The success of Whitechapel, in which Davis plays a cop opposite Rupert Penry-Jones, has given his career one of its intermittent boosts. "My fame has had an incremental growth," he says. "I have a renaissance every 10 years."

Davis has starred in the legal series North Square and in Rose and Maloney, but it is his role as a director that will be marked next month with the release on DVD of his 1995 film ID, widely regarded as a gritty classic. In a fortnight the cast, including Reece Dinsdale, Philip Glenister, Claire Skinner, Saskia Reeves, Sean Pertwee and Warren Clarke, will reunite to celebrate the film, which is about a police undercover unit who are changed by spending time with a gang of football hooligans. The story has a grim tone, quite distinct from the horrors of Whitechapel, and there are plans for a sequel. "I haven't watched it for years, but it is very dark," Davis says.

He also has three short films coming out: an Ealing-style comedy called Outside Bet; Fast Girls, to be released in June; and Borrowed Time, "a film about a man who gets burgled by a kid who then feels guilty". He will also be joining the cast of the BBC legal series Silk, alongside Penry-Jones.

The high ratings for Whitechapel, he suspects, were down to the interplay between his character and Penry-Jones – and to the scary mood of the series.

"The first Whitechapel we did, the Jack the Ripper one, was directed by S J Clarkson and she really put a stamp on it. She created a shadowy kind of template." Davis hopes for more unconventional commissioning in British television. "They should have made 12 hours of Sherlock straight off, not just three. We should be more confident in the way we commission in this country. I was in Bleak House and that was a huge hit. We did eight and a half hours of it.
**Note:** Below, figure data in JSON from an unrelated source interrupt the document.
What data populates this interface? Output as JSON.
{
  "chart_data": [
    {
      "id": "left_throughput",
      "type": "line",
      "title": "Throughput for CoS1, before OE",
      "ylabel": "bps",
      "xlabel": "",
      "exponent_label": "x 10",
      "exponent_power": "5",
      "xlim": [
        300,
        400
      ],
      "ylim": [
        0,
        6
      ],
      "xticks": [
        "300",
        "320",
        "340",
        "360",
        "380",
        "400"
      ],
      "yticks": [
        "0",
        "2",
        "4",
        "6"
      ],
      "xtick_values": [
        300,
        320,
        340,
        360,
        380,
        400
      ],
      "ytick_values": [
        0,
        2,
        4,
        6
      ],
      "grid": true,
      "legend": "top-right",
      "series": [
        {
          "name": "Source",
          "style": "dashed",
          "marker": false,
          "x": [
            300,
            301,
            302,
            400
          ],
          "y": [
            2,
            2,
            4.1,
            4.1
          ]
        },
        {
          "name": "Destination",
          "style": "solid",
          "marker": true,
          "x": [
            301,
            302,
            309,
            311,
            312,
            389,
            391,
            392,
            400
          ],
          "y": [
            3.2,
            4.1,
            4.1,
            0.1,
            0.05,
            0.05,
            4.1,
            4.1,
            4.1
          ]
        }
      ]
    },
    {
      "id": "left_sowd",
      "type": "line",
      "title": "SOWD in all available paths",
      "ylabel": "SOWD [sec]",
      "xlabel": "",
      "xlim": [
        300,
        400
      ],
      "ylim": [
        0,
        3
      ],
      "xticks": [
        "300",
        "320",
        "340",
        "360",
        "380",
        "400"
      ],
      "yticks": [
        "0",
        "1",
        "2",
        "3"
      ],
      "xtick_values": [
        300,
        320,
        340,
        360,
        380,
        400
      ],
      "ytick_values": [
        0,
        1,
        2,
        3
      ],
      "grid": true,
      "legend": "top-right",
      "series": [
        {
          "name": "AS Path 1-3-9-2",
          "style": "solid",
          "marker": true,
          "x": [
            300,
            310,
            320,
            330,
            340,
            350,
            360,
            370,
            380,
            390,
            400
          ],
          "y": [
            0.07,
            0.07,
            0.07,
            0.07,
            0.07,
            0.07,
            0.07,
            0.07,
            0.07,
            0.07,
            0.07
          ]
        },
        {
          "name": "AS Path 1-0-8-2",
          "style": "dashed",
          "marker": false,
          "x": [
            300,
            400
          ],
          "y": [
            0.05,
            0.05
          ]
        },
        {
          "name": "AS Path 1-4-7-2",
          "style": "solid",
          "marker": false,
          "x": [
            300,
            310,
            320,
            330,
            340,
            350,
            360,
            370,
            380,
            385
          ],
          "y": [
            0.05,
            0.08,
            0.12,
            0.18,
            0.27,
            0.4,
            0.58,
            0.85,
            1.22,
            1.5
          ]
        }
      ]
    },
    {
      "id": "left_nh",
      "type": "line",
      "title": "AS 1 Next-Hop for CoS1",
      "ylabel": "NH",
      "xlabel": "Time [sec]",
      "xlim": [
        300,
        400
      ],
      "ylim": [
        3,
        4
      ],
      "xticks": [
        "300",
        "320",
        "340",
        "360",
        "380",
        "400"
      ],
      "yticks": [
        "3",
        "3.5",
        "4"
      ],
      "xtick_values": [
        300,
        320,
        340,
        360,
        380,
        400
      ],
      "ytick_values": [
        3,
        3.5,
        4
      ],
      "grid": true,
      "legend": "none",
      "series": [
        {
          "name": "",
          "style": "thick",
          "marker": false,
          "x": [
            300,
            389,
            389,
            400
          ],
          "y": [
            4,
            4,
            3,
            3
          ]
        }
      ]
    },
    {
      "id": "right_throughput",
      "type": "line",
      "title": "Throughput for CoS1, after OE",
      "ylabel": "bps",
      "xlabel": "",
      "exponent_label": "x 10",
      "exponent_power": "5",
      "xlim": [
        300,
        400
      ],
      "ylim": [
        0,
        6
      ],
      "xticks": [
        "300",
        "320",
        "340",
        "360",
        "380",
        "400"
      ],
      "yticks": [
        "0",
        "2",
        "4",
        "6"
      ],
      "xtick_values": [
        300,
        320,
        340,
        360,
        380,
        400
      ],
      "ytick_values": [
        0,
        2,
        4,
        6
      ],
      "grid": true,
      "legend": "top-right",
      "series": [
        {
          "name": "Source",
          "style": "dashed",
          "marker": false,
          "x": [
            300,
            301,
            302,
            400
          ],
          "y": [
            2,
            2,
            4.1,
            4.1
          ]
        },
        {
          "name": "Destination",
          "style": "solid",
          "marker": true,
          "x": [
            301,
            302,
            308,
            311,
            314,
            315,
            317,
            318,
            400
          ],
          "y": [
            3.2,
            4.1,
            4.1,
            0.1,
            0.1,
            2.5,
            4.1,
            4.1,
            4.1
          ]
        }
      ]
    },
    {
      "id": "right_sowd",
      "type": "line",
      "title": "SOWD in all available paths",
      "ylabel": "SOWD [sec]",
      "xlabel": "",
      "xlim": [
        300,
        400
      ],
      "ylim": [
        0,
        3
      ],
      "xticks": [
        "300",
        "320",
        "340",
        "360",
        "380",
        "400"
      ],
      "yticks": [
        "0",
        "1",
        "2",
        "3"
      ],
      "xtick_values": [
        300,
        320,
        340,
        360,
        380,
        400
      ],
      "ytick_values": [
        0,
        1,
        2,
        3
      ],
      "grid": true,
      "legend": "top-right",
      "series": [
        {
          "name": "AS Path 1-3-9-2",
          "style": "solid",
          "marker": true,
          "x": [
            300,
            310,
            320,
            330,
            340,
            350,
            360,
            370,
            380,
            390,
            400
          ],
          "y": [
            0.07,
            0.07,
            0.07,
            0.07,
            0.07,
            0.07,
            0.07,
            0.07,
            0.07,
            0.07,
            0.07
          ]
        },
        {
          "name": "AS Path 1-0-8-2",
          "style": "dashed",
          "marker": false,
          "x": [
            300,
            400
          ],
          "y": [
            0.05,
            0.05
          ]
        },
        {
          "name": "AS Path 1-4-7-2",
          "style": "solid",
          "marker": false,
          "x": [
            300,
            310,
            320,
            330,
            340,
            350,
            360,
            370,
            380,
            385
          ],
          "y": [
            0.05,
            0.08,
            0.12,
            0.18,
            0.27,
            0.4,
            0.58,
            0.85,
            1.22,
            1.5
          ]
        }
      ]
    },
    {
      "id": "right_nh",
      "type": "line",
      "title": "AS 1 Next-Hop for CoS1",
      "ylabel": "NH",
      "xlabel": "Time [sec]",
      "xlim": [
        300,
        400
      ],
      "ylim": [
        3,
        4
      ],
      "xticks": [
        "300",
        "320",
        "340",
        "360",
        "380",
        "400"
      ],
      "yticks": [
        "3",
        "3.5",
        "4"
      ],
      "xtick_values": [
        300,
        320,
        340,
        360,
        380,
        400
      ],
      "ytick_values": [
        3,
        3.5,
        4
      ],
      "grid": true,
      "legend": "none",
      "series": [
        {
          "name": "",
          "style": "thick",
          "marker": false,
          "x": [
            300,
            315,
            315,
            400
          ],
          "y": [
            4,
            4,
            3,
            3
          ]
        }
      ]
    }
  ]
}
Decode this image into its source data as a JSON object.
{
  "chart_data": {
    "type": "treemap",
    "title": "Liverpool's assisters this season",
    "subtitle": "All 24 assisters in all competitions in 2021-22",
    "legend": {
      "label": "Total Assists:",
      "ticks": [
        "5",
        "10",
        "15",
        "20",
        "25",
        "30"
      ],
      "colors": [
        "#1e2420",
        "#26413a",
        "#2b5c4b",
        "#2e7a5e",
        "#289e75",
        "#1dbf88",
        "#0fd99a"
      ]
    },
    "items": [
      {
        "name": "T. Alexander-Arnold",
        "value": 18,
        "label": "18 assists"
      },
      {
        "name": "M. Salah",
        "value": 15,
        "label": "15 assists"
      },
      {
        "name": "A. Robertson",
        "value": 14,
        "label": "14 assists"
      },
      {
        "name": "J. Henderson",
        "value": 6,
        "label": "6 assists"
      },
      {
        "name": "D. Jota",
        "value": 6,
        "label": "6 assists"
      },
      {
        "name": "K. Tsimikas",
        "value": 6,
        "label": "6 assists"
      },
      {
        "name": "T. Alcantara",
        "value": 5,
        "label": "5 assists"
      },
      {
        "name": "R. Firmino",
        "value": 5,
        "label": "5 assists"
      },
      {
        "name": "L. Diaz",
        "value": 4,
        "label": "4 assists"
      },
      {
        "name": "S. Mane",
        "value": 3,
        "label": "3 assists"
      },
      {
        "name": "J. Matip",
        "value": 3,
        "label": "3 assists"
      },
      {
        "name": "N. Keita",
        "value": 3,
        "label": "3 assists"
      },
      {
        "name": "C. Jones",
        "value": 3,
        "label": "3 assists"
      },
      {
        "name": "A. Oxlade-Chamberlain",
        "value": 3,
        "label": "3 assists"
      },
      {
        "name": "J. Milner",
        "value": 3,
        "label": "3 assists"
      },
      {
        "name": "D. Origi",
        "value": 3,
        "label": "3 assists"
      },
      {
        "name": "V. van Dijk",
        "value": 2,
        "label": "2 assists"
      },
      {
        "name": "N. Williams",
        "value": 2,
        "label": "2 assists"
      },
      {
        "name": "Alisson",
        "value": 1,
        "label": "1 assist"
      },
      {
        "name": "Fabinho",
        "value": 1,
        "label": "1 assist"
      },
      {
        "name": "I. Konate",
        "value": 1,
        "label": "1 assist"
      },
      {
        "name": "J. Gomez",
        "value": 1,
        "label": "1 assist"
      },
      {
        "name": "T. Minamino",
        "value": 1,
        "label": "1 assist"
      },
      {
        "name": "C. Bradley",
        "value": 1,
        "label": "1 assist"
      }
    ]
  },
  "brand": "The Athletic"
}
There was this huge book, so we made a huge series to do it justice."

Davis also mourns the lack of single dramas where "writers could come from anywhere and run the agenda, rather than things being dreamed up by the channels".

The actor is proudest of his recent work in Double Lesson, a Channel 4 film about a teacher who loses control.

After his success with ID Davis was invited to Los Angeles but was unimpressed. "It was well before they were making committed, difficult dramas like the HBO stuff they make now. I might be wooed over there again as an actor, but I am a happily married man and the thought of being away from my family for almost six months of the year is almost unbearable." (Davis's wife is actress Eve Matheson, recently seen in the BBC2 satire The Thick of It.)

Now a new script by Shameless writer Tracy Brabin may tempt Davis back behind the camera in this country. "I have found something I would like to make called Yarko and set in Great Yarmouth," he says. "It's about a boy who gets a girl pregnant and wants to be a dad, although she isn't interested."

Davis grew up in the East End of London, where his dad was a factory worker. "It was a working-class family and my parents were great because they were completely baffled by this kid who wanted to do this thing, yet they just let me go and act." After the National Youth Theatre, Davis joined Joan Littlewood's company. "When Joan took me on it was actually an advantage not to be trained. She was such an anarchic talent, so idiosyncratic, and she taught me a wonderful pragmatism."

But it was working with Leigh that showed Davis how to break free from playing East End types. Since then, whether playing Dickens or modern coppers, Davis has created a parade of carefully drawn characters. "They are all out there," he says. "Stand at any bus stop. We are all grotesque and fantastic."